TOKYO (Reuters) - Japan's government is considering compiling a second extra budget sized at less than 1 trillion yen ($12.4 billion) to secure funds for payouts to households hit by the devastating earthquake in March, the Asahi newspaper said on Tuesday.

The government plans to issue deficit-covering bonds to fund the spending, and will compile a third emergency budget in the summer to meet much bigger costs for reconstruction, the paper said without citing sources.

Japan had planned to compile a sizable second extra budget to meet estimated fiscal spending of over 10 trillion yen for reconstruction and payouts to households hit by the quake but it has been struggling to gain support from opposition parties needed to pass related bills through parliament.

For a big second extra budget to be passed, the current parliamentary session, which ends on June 22, would have to be extended for a significant period.

But the government has been wary of doing so as that would mean opposition parties would have longer to grill Prime Minister Naoto Kan and his cabinet over the handling of the nuclear crisis.

To avoid the wrangling from delaying much-needed payouts to households hit by the quake, the government is leaning toward compiling a small second extra budget, the paper said.
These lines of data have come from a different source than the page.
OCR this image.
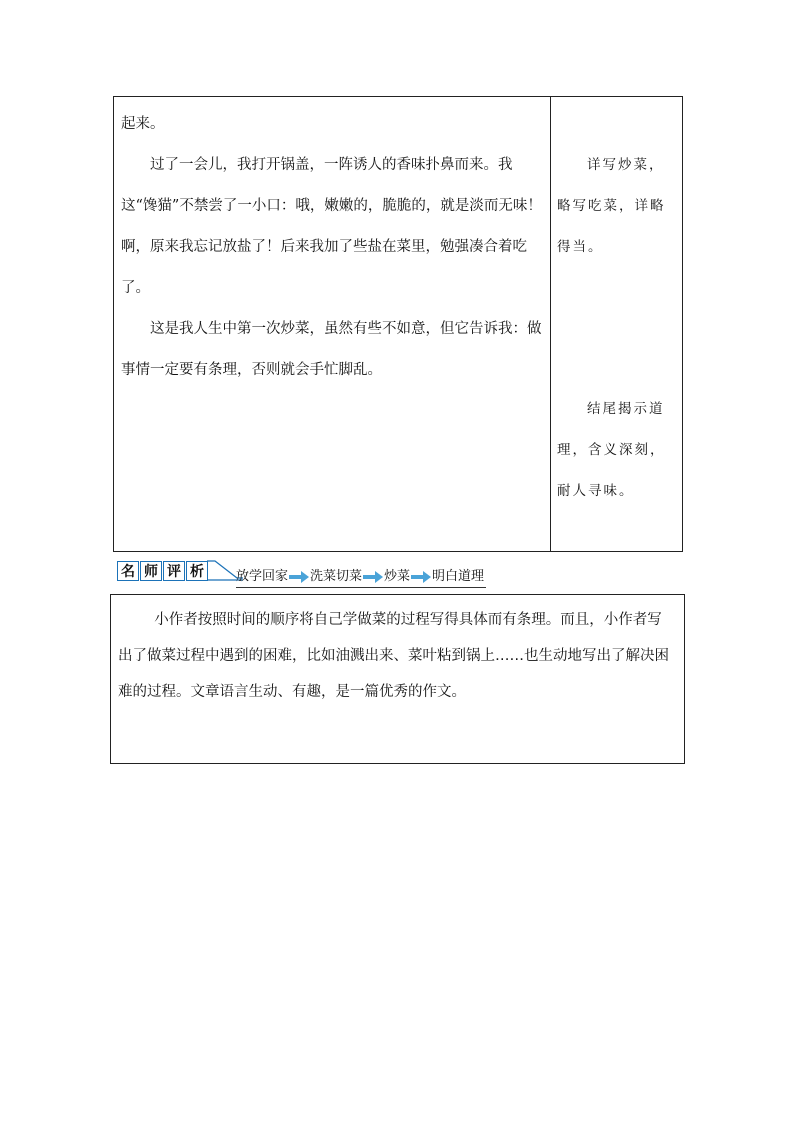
起来。

过了一会儿，我打开锅盖，一阵诱人的香味扑鼻而来。我这“馋猫”不禁尝了一小口：哦，嫩嫩的，脆脆的，就是淡而无味！啊，原来我忘记放盐了！后来我加了些盐在菜里，勉强凑合着吃了。

这是我人生中第一次炒菜，虽然有些不如意，但它告诉我：做事情一定要有条理，否则就会手忙脚乱。

详写炒菜，
略写吃菜，详略
得当。
结尾揭示道
理，含义深刻，
耐人寻味。
名 师 评 析	放学回家 洗菜切菜 炒菜 明白道理

小作者按照时间的顺序将自己学做菜的过程写得具体而有条理。而且，小作者写出了做菜过程中遇到的困难，比如油溅出来、菜叶粘到锅上……也生动地写出了解决困难的过程。文章语言生动、有趣，是一篇优秀的作文。
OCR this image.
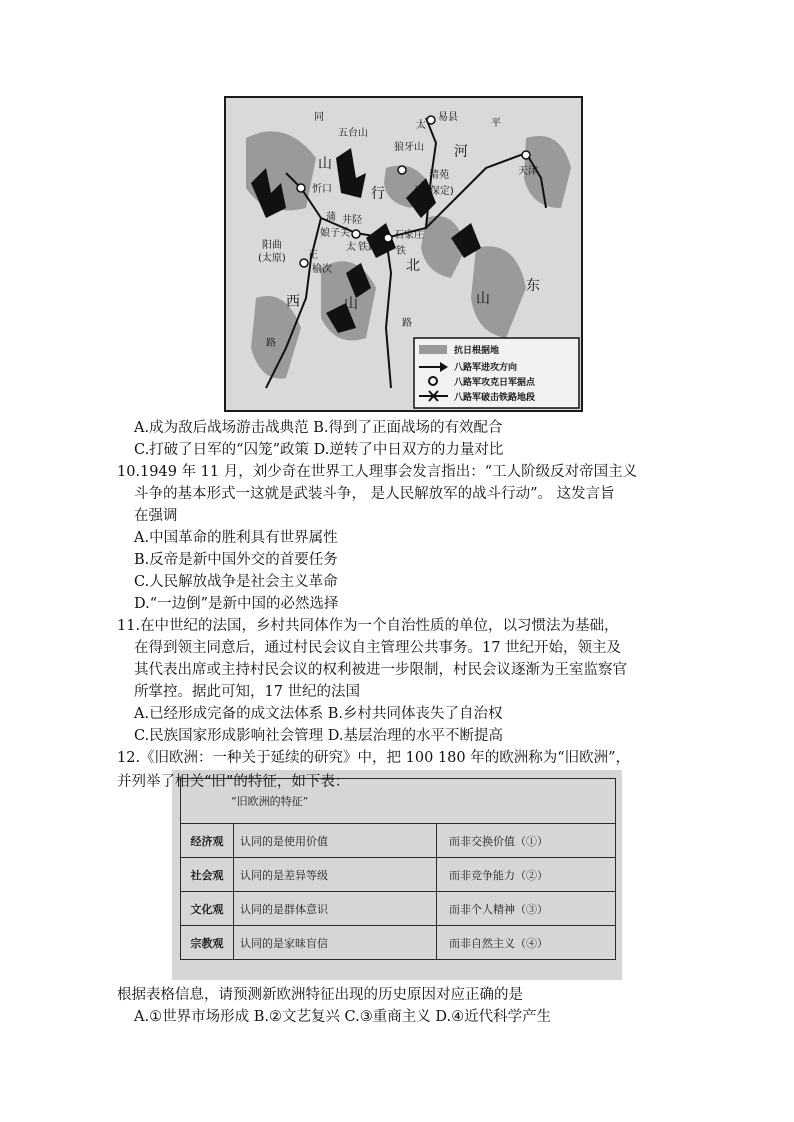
同
五台山
太
易县
平
狼牙山 河
天津
山
忻口	行
清苑
汉 (保定)
蒲 井陉
娘子关	石家庄
阳曲
(太原) 正
太 铁路 铁
榆次	北
西	山	山
东
路
路
抗日根据地
八路军进攻方向
八路军攻克日军据点
八路军破击铁路地段
A.成为敌后战场游击战典范 B.得到了正面战场的有效配合
C.打破了日军的“囚笼”政策 D.逆转了中日双方的力量对比
10.1949 年 11 月，刘少奇在世界工人理事会发言指出：“工人阶级反对帝国主义
斗争的基本形式一这就是武装斗争， 是人民解放军的战斗行动”。 这发言旨
在强调
A.中国革命的胜利具有世界属性
B.反帝是新中国外交的首要任务
C.人民解放战争是社会主义革命
D.“一边倒”是新中国的必然选择
11.在中世纪的法国，乡村共同体作为一个自治性质的单位，以习惯法为基础，
在得到领主同意后，通过村民会议自主管理公共事务。17 世纪开始，领主及
其代表出席或主持村民会议的权利被进一步限制，村民会议逐渐为王室监察官
所掌控。据此可知，17 世纪的法国
A.已经形成完备的成文法体系 B.乡村共同体丧失了自治权
C.民族国家形成影响社会管理 D.基层治理的水平不断提高
12.《旧欧洲：一种关于延续的研究》中，把 100 180 年的欧洲称为“旧欧洲”，
“旧欧洲的特征”		
经济观	认同的是使用价值	而非交换价值（①）
社会观	认同的是差异等级	而非竞争能力（②）
文化观	认同的是群体意识	而非个人精神（③）
宗教观	认同的是家昧盲信	而非自然主义（④）
根据表格信息，请预测新欧洲特征出现的历史原因对应正确的是
A.①世界市场形成 B.②文艺复兴 C.③重商主义 D.④近代科学产生
并列举了相关“旧”的特征，如下表：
The government so far has given out few clues on when the second extra budget will be submitted to parliament, possibly to leave itself flexibility on the timing.

"We have been expecting the need for another extra budget since we enacted the first supplementary budget. As for its timing, we have been considering the need every day and once we confirm the need, we will compile it, submit it and ask parliament to discuss it," Chief Cabinet Secretary Yukio Edano told a news conference on Tuesday.